Mariama Correia / 24/01/2020
Pastor Herivando Costa lançando candidatura

Pastor Herivando Costa lançando candidatura ao lado do deputado federal e líder do PP em Pernambuco, Eduardo da Fonte, deputado estadual Cleiton Collins e o pastor Josinaldo Soares, representando a Assembleia de Deus Madureira - PE (Reprodução internet)

Investigação criminal, troca de acusações, manobras políticas, disputa por poder e dinheiro. O caso de um pastor batista, denunciado por suspeita de fraude em Pernambuco, tem ingredientes essenciais de uma boa trama policial.

Acusado pela própria Convenção Batista Nacional (CBN), entidade que representa 1.800 igrejas batistas no Brasil – 200 delas em Pernambuco -, o pastor Antônio Herivando Costa está sendo investigado pelo Ministério Público de Pernambuco (MPPE). A CNB levantou a suspeita dele ter falsificado documentos para assumir a presidência da igreja Batista de Pontezinha, no município do Cabo de Santo Agostinho. Entre as atas de assembleias possivelmente adulteradas, uma que indica o pastor Ismael de França Silva como tendo sido o presidente do ato, mas ele já tinha falecido quando a suposta assembleia aconteceu.

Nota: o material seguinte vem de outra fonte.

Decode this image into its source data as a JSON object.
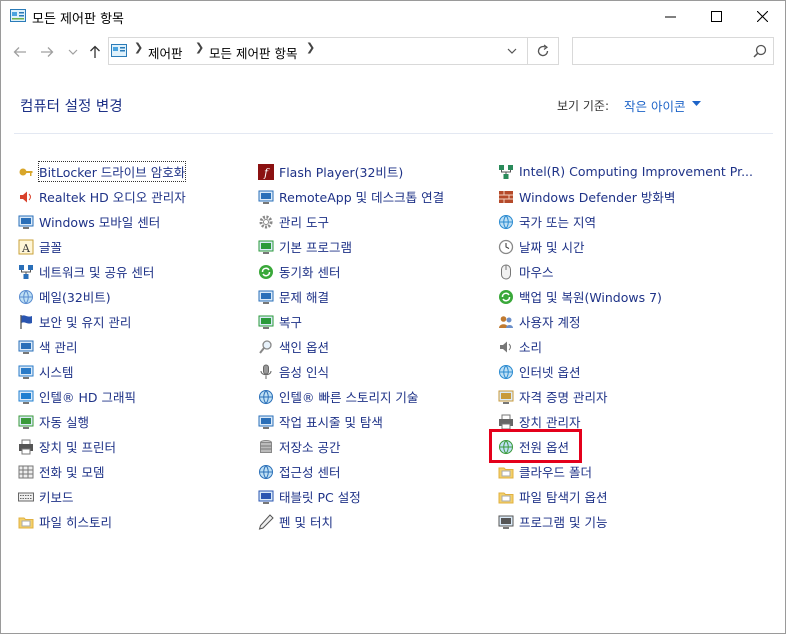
{
  "window": {
    "title": "모든 제어판 항목",
    "controls": [
      "minimize",
      "maximize",
      "close"
    ]
  },
  "nav": {
    "breadcrumb": [
      "제어판",
      "모든 제어판 항목"
    ],
    "search_placeholder": ""
  },
  "header": {
    "title": "컴퓨터 설정 변경",
    "view_label": "보기 기준:",
    "view_value": "작은 아이콘"
  },
  "columns": [
    [
      {
        "label": "BitLocker 드라이브 암호화",
        "icon": "bitlocker-icon"
      },
      {
        "label": "Realtek HD 오디오 관리자",
        "icon": "realtek-audio-icon"
      },
      {
        "label": "Windows 모바일 센터",
        "icon": "mobility-center-icon"
      },
      {
        "label": "글꼴",
        "icon": "fonts-icon"
      },
      {
        "label": "네트워크 및 공유 센터",
        "icon": "network-icon"
      },
      {
        "label": "메일(32비트)",
        "icon": "mail-icon"
      },
      {
        "label": "보안 및 유지 관리",
        "icon": "flag-icon"
      },
      {
        "label": "색 관리",
        "icon": "color-management-icon"
      },
      {
        "label": "시스템",
        "icon": "system-icon"
      },
      {
        "label": "인텔® HD 그래픽",
        "icon": "intel-graphics-icon"
      },
      {
        "label": "자동 실행",
        "icon": "autoplay-icon"
      },
      {
        "label": "장치 및 프린터",
        "icon": "devices-printers-icon"
      },
      {
        "label": "전화 및 모뎀",
        "icon": "phone-modem-icon"
      },
      {
        "label": "키보드",
        "icon": "keyboard-icon"
      },
      {
        "label": "파일 히스토리",
        "icon": "file-history-icon"
      }
    ],
    [
      {
        "label": "Flash Player(32비트)",
        "icon": "flash-icon"
      },
      {
        "label": "RemoteApp 및 데스크톱 연결",
        "icon": "remoteapp-icon"
      },
      {
        "label": "관리 도구",
        "icon": "admin-tools-icon"
      },
      {
        "label": "기본 프로그램",
        "icon": "default-programs-icon"
      },
      {
        "label": "동기화 센터",
        "icon": "sync-center-icon"
      },
      {
        "label": "문제 해결",
        "icon": "troubleshooting-icon"
      },
      {
        "label": "복구",
        "icon": "recovery-icon"
      },
      {
        "label": "색인 옵션",
        "icon": "indexing-icon"
      },
      {
        "label": "음성 인식",
        "icon": "speech-recognition-icon"
      },
      {
        "label": "인텔® 빠른 스토리지 기술",
        "icon": "intel-rst-icon"
      },
      {
        "label": "작업 표시줄 및 탐색",
        "icon": "taskbar-icon"
      },
      {
        "label": "저장소 공간",
        "icon": "storage-spaces-icon"
      },
      {
        "label": "접근성 센터",
        "icon": "ease-of-access-icon"
      },
      {
        "label": "태블릿 PC 설정",
        "icon": "tablet-pc-icon"
      },
      {
        "label": "펜 및 터치",
        "icon": "pen-touch-icon"
      }
    ],
    [
      {
        "label": "Intel(R) Computing Improvement Pr...",
        "icon": "intel-cip-icon"
      },
      {
        "label": "Windows Defender 방화벽",
        "icon": "firewall-icon"
      },
      {
        "label": "국가 또는 지역",
        "icon": "region-icon"
      },
      {
        "label": "날짜 및 시간",
        "icon": "date-time-icon"
      },
      {
        "label": "마우스",
        "icon": "mouse-icon"
      },
      {
        "label": "백업 및 복원(Windows 7)",
        "icon": "backup-restore-icon"
      },
      {
        "label": "사용자 계정",
        "icon": "user-accounts-icon"
      },
      {
        "label": "소리",
        "icon": "sound-icon"
      },
      {
        "label": "인터넷 옵션",
        "icon": "internet-options-icon"
      },
      {
        "label": "자격 증명 관리자",
        "icon": "credential-manager-icon"
      },
      {
        "label": "장치 관리자",
        "icon": "device-manager-icon"
      },
      {
        "label": "전원 옵션",
        "icon": "power-options-icon"
      },
      {
        "label": "클라우드 폴더",
        "icon": "work-folders-icon"
      },
      {
        "label": "파일 탐색기 옵션",
        "icon": "folder-options-icon"
      },
      {
        "label": "프로그램 및 기능",
        "icon": "programs-features-icon"
      }
    ]
  ],
  "colors": {
    "link": "#1e3287",
    "accent": "#1e64c8",
    "highlight": "#e4001b"
  }
}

A reportagem da Marco Zero Conteúdo teve acesso exclusivo aos documentos que fazem parte do processo contra Herivando Costa. Durante semanas, as denúncias contra o pastor foram enviadas para nossas redes sociais por fontes ligadas ao ministério Batista, que preferem manter a identidade em sigilo por medo de represálias. Mais do que uma denúncia de fraude documental, que se comprovada configura crime de estelionato, o caso do pastor expõe as disputas internas entre os evangélicos batistas próximos a nomes conhecidos da política pernambucana.

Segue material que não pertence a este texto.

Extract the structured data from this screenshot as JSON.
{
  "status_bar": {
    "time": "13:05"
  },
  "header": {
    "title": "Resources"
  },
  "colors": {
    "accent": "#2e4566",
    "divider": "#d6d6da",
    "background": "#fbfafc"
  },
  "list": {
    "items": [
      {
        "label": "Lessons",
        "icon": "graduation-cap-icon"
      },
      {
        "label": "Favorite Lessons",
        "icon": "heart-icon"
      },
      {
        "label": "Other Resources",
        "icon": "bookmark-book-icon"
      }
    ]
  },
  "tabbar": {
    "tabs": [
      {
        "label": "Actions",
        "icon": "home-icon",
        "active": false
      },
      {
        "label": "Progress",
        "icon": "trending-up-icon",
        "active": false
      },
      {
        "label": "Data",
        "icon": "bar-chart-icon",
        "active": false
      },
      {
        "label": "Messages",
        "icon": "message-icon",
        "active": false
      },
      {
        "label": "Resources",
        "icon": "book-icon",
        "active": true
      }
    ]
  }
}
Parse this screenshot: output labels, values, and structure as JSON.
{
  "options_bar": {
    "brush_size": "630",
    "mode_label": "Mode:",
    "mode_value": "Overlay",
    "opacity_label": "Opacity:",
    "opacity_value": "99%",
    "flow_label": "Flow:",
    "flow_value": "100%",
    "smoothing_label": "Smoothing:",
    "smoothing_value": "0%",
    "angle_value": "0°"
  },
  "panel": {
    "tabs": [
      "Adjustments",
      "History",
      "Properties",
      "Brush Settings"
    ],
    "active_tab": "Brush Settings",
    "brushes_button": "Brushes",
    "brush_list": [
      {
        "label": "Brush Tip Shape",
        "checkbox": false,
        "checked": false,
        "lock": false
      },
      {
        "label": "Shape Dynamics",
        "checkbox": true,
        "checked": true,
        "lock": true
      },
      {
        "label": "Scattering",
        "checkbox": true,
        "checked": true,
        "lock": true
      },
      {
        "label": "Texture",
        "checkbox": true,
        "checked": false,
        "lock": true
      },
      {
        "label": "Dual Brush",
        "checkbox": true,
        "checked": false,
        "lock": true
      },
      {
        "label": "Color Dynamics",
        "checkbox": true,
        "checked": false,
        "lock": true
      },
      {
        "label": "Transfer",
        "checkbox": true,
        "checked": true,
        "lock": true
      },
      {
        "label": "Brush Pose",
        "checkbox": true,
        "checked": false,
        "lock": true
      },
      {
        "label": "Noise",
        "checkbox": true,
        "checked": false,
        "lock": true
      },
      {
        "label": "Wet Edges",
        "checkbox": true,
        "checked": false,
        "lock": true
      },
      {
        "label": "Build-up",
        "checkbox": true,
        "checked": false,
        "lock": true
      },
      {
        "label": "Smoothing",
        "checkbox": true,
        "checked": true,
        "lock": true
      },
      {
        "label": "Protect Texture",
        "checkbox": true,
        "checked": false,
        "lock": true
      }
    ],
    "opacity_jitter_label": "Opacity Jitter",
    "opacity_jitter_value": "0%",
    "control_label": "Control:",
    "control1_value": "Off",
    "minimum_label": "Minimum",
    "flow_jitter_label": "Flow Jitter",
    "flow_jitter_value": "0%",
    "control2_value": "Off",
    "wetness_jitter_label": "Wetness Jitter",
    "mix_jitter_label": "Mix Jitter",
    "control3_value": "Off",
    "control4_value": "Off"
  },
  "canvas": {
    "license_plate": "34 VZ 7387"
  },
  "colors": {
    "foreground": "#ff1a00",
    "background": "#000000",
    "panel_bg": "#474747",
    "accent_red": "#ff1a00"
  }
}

Herivando Costa é pastor titular de três igrejas nos bairros recifenses do Ibura e da Iputinga, e em Pontezinha, no Cabo. A zona de influência dele, entretanto, vai além do campo religioso. Ligado ao deputado estadual Cleiton Collins e à vereadora Michele Collins, Herivando é uma figura popular, de oratória envolvente e uma rede de contatos influentes.

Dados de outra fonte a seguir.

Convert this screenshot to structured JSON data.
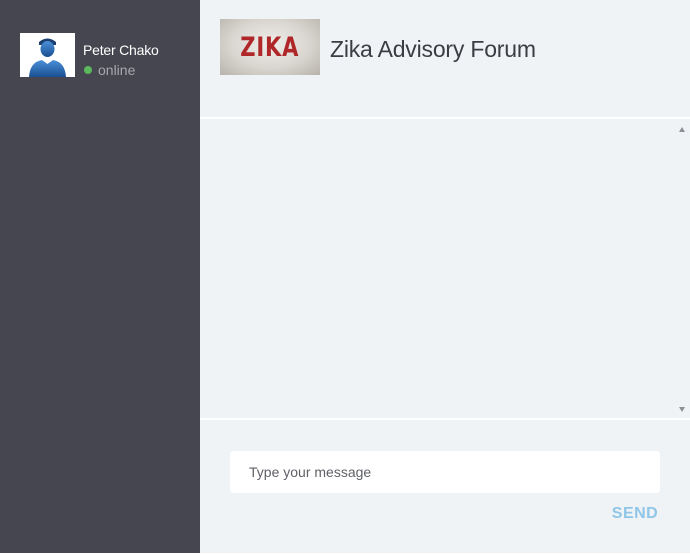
{
  "user": {
    "name": "Peter Chako",
    "status": "online",
    "status_color": "#5cb85c",
    "avatar_icon": "user-avatar-icon"
  },
  "forum": {
    "logo_text": "ZIKA",
    "title": "Zika Advisory Forum"
  },
  "composer": {
    "placeholder": "Type your message",
    "value": "",
    "send_label": "SEND"
  },
  "colors": {
    "sidebar_bg": "#45464f",
    "main_bg": "#f0f3f6",
    "send_accent": "#8fc6e8",
    "logo_text": "#b0272a"
  }
}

Em seus perfis nas redes sociais, o pastor já publicou fotos ao lado de políticos como Lula Cabral (PSB), prefeito do Cabo de Santo Agostinho, do deputado federal Eduardo da Fonte (PP). Sua página no Facebook tem mais de 1,1 mil seguidores. Por lá ele divulga vídeos de suas pregações nos cultos e das campanhas das quais protagonizou como candidato. Foram três disputas para vereador e uma para deputado federal no Recife, mas ele nunca conseguiu se eleger. 

Em 2016, o pastor batista se candidatou a vereador no Cabo de Santo Agostinho pelo PP, mesmo partido dos Collins. O casal de parlamentares evangélicos gravou vídeos endossando a candidatura dele.  Naquela eleição, Michele Collins foi eleita como a vereadora mais votada do Recife. Ela nomeou o pastor Herivando, que fracassou nas urnas, para um cargo de secretário parlamentar com remuneração bruta de quase R$ 10 mil/mês. 

A esposa de Herivando assumiu um cargo no gabinete do deputado estadual Cleiton Collins, em outubro do mesmo ano. Em 2017, quando o pastor batista ainda trabalhava no gabinete de Michele Collins, a vereadora e seu esposo, o pastor Cleiton Collins, foram investigados por suposta contratação de funcionários fantasmas pelo MPPE. De acordo com a denúncia, os parlamentares “estavam empregando servidores em seus gabinetes que não cumpriam expediente nas respectivas casas legislativas e tinham parte dos seus salários retidos pelos parlamentares investigados, recebendo remuneração inferior à que constava em seus contracheques.” 

Vereadora Michele Collins em vídeo de campanha de Herivando

Vereadora Michele Collins em vídeo de campanha de Herivando

O inquérito contra os Collins foi arquivado no segundo semestre de 2017. O MPPE não detalhou os motivos do arquivamento, decidido monocraticamente pelo conselheiro Renato da Silva Filho. 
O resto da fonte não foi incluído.